How to Prioritize Features
The biggest priority of product managers is to deliver value and satisfaction to the customer. Some are more important than others and so when we’re inevitably limited by resources, we must decide which ones are more crucial to create.
Deciding what’s more important isn’t easy, though. Prioritization can be rather challenging, with diverse opinions coming from all angles. Prioritization frameworks can help us to effectively filter through the many feature requests to pick those that tie to our strategy and make the best use of our resources. We briefly describe some of such used by successful managers in this article.
Kano Model
With this framework, the basis of prioritization is how much features satisfy the customer. It plots customer satisfaction against implementation to give the following major categories:
Basic features – These are product must-haves. Customers consider them compulsory. Satisfaction doesn’t increase much, if at all, when we put more effort into building them.

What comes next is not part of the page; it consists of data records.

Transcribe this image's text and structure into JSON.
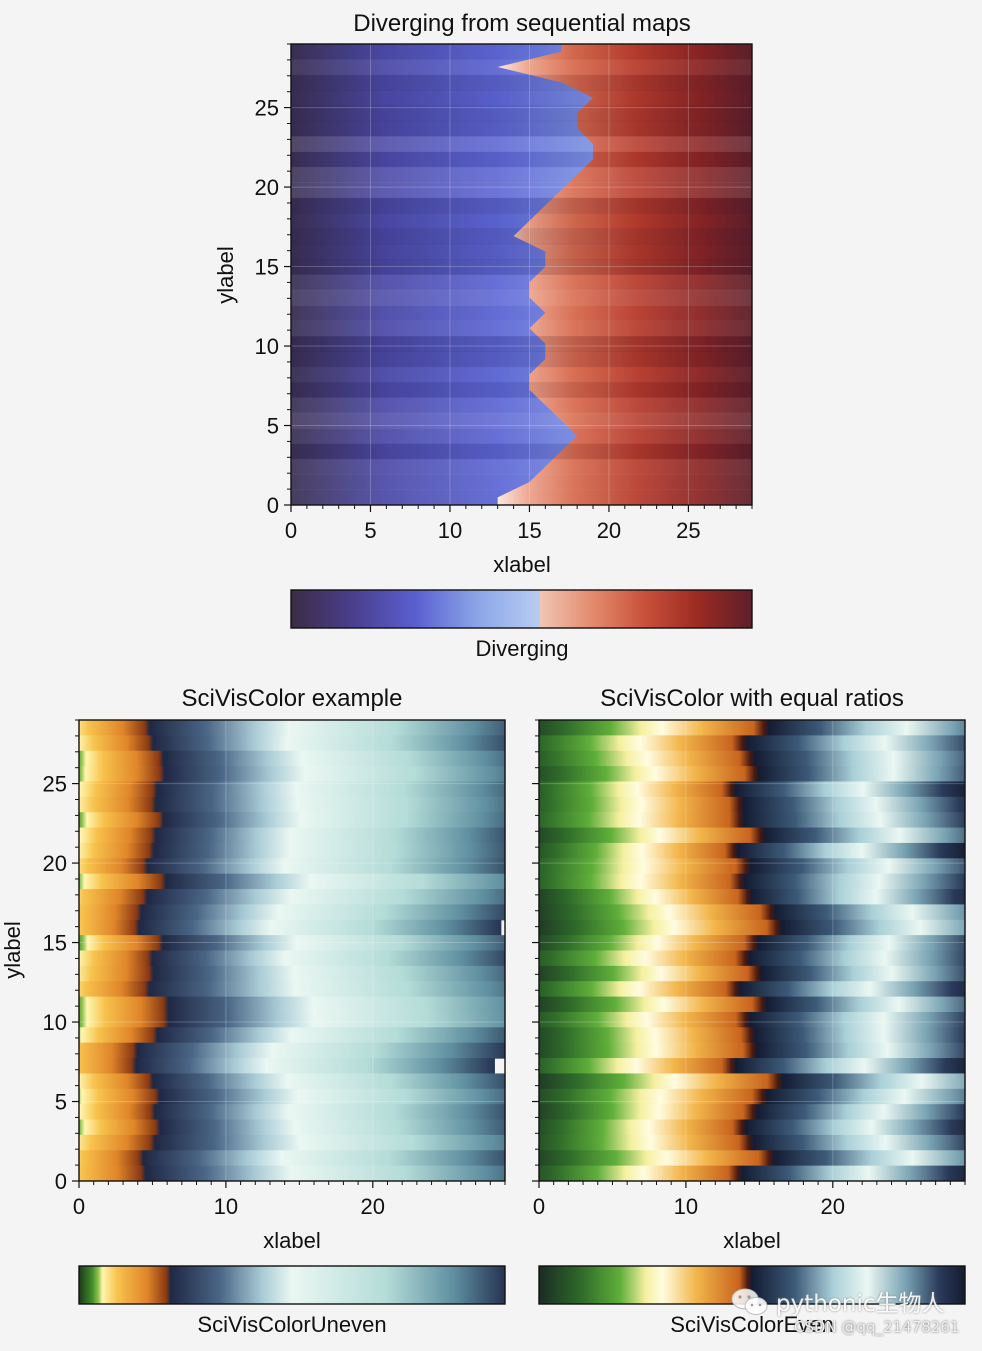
{
  "watermark": {
    "text": "pythonic生物人",
    "subtext": "CSDN @qq_21478261"
  },
  "chart_data": [
    {
      "type": "contour",
      "title": "Diverging from sequential maps",
      "xlabel": "xlabel",
      "ylabel": "ylabel",
      "xlim": [
        0,
        29
      ],
      "ylim": [
        0,
        29
      ],
      "xticks": [
        "0",
        "5",
        "10",
        "15",
        "20",
        "25"
      ],
      "yticks": [
        "0",
        "5",
        "10",
        "15",
        "20",
        "25"
      ],
      "grid": true,
      "colormap_name": "Diverging",
      "colormap_stops": [
        "#3b2c44",
        "#4a3f8e",
        "#5a5fd0",
        "#8aa6e8",
        "#b9cdf2",
        "#f1c6b4",
        "#e38a6d",
        "#c8503a",
        "#9a2a22",
        "#5e1f2a"
      ],
      "colorbar_split": 0.54,
      "boundary_x_by_row": [
        13,
        15,
        16,
        17,
        18,
        17,
        16,
        15,
        15,
        16,
        16,
        15,
        16,
        15,
        15,
        16,
        16,
        14,
        15,
        16,
        17,
        18,
        19,
        19,
        18,
        18,
        19,
        17,
        13,
        17
      ]
    },
    {
      "type": "contour",
      "title": "SciVisColor example",
      "xlabel": "xlabel",
      "ylabel": "ylabel",
      "xlim": [
        0,
        29
      ],
      "ylim": [
        0,
        29
      ],
      "xticks": [
        "0",
        "10",
        "20"
      ],
      "yticks": [
        "0",
        "5",
        "10",
        "15",
        "20",
        "25"
      ],
      "grid": true,
      "colormap_name": "SciVisColorUneven",
      "colormap_stops": [
        "#1c3a1c",
        "#3f8a2a",
        "#8cc04a",
        "#fff6b0",
        "#f7c24c",
        "#e0852a",
        "#8a3a14",
        "#1f2844",
        "#4a6585",
        "#a9cbd6",
        "#eaf7f2",
        "#b4dcd8",
        "#5f8fa0",
        "#263352"
      ],
      "colormap_stop_positions": [
        0,
        0.03,
        0.045,
        0.055,
        0.09,
        0.16,
        0.205,
        0.215,
        0.33,
        0.43,
        0.5,
        0.72,
        0.88,
        1
      ]
    },
    {
      "type": "contour",
      "title": "SciVisColor with equal ratios",
      "xlabel": "xlabel",
      "ylabel": "",
      "xlim": [
        0,
        29
      ],
      "ylim": [
        0,
        29
      ],
      "xticks": [
        "0",
        "10",
        "20"
      ],
      "yticks": [],
      "grid": true,
      "colormap_name": "SciVisColorEven",
      "colormap_stops": [
        "#1b2b24",
        "#2f6b2a",
        "#5fae3a",
        "#f5f0a0",
        "#fffce0",
        "#f2b54a",
        "#c8641e",
        "#4a1a10",
        "#141c33",
        "#3c5a78",
        "#aad0d8",
        "#eaf7f2",
        "#7aa4b4",
        "#2a3a5a",
        "#141c2e"
      ],
      "colormap_stop_positions": [
        0,
        0.1,
        0.19,
        0.25,
        0.29,
        0.37,
        0.47,
        0.49,
        0.5,
        0.6,
        0.69,
        0.77,
        0.86,
        0.94,
        1
      ]
    }
  ]
}
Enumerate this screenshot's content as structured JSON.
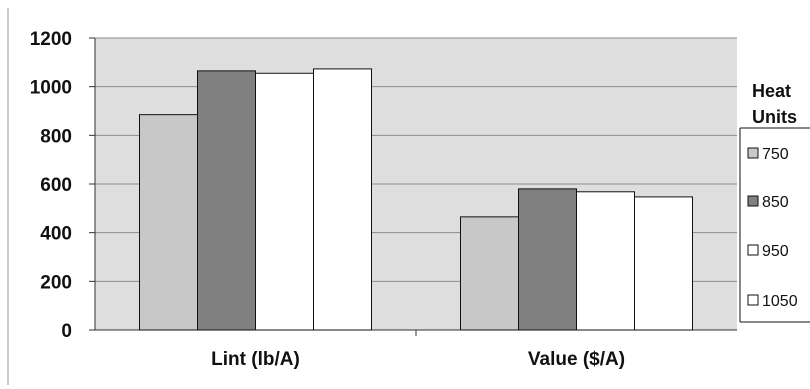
{
  "chart_data": {
    "type": "bar",
    "categories": [
      "Lint (lb/A)",
      "Value ($/A)"
    ],
    "series": [
      {
        "name": "750",
        "values": [
          885,
          465
        ],
        "color": "#c8c8c8"
      },
      {
        "name": "850",
        "values": [
          1065,
          580
        ],
        "color": "#808080"
      },
      {
        "name": "950",
        "values": [
          1055,
          568
        ],
        "color": "#ffffff"
      },
      {
        "name": "1050",
        "values": [
          1073,
          547
        ],
        "color": "#ffffff"
      }
    ],
    "legend": {
      "title_line1": "Heat",
      "title_line2": "Units",
      "position": "right"
    },
    "ylim": [
      0,
      1200
    ],
    "yticks": [
      0,
      200,
      400,
      600,
      800,
      1000,
      1200
    ],
    "grid": true,
    "plot_background": "#dedede",
    "title": "",
    "xlabel": "",
    "ylabel": ""
  }
}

Performance features – These are features that lead to a commensurate increase in customer satisfaction as we invest more effort or money in them. The higher the investment, the higher the delight.
Excitement features or delighters – Customers won’t mind if we don’t provide these features. But they result in a dramatic boost in customer delight when we make them available. A little investment produces a much more significant increase in satisfaction and, possibly, our customer base.
The category a feature belongs to determines where it falls in the order of priority – delighters are quite important. A customer questionnaire will help to figure this out.
Value vs. Effort
This strategy uses the value of each feature for prioritization. Value, in this case, includes potential benefits to our target market and the possible impact for our business in terms of goals and revenue boost.
This value is assessed against the difficulty of implementation. How difficult would it be to build the feature? What would it cost us and what are the risks involved?
Initiatives that have high value while requiring the least effort get the highest priority on our roadmap. Conversely, those with low value and needing the highest effort will be at the bottom of our ranking. It’s that simple.
Weighted Scoring
Compared to the Value vs. Effort framework, weighted scoring adds more objectivity to our feature assessment. It allows us to score initiatives based on some pre-agreed criteria of what’s relevant.
This approach to prioritization facilitates discussion among team members on how best to assess features. It helps us to have unbiased conversations and has a way of adding more reliability to our product strategy.
Story Mapping
When looking to determine our MVP, this strategy will greatly be helpful. Story mapping helps to provide clarity on the customer journey and priority. The user journey is shown horizontally while the order of importance is displayed vertically, from top to bottom.
We can easily determine what needs to be tackled first and the right order to follow after mapping out user stories. This framework is quite valuable when it comes to determining what form shipping would take.
Opportunity Scoring
This framework features two axes marked Satisfaction and Importance, the factors that (together) determine what’s worth doing first.
With opportunity scoring, we list out potential outcomes of features we have in the pipeline. Then we ask customers to rate on a scale how important they consider each outcome or feature and how satisfied they are with existing solutions. Next, we plot features on a chart based on the responses for easy visualization.
Features having high importance but current low satisfaction should rank higher in our assessment.
Buy a Feature
If you wish to make prioritization even more exciting, this approach will help. Buy a Feature is an innovation game. Participants – customers and/or other stakeholders – get the same amount of money to spend on features they want the most.
Before the game, we develop a list of features and attach a “price” to each based on related costs. Participants are free to select whatever number of features their money can buy. Some won’t mind spending everything on one or two based on how important they consider those features.
We then re-arrange our list of features after the game is over, according to how much was spent on each. We can also interview participants to understand why they bought certain features instead of others.
Tips for Prioritizing Effectively
To be more efficient in prioritization, here are some key points to keep in mind:
- Prioritizing features is a task for the team, not something exclusively for product managers. Making it a team activity gives us diverse perspectives and simplifies bringing everyone on the same page.
- Less complexity isn’t necessarily better. A feature being easy to implement isn’t a good enough reason for it to rank highly. How well it ties into our product strategy is more important.
- Competition shouldn’t determine what’s more important. Our decisions should not be based just on rival products but more on research, innovative ideas, and proper validation.
- Seek to understand value. We need to know what value features offer customers, based on research, to prioritize well.
- Use themes. Rather than listing out all features, we should keep things more at a high level. Initiatives are better grouped in strategic themes for better prioritization.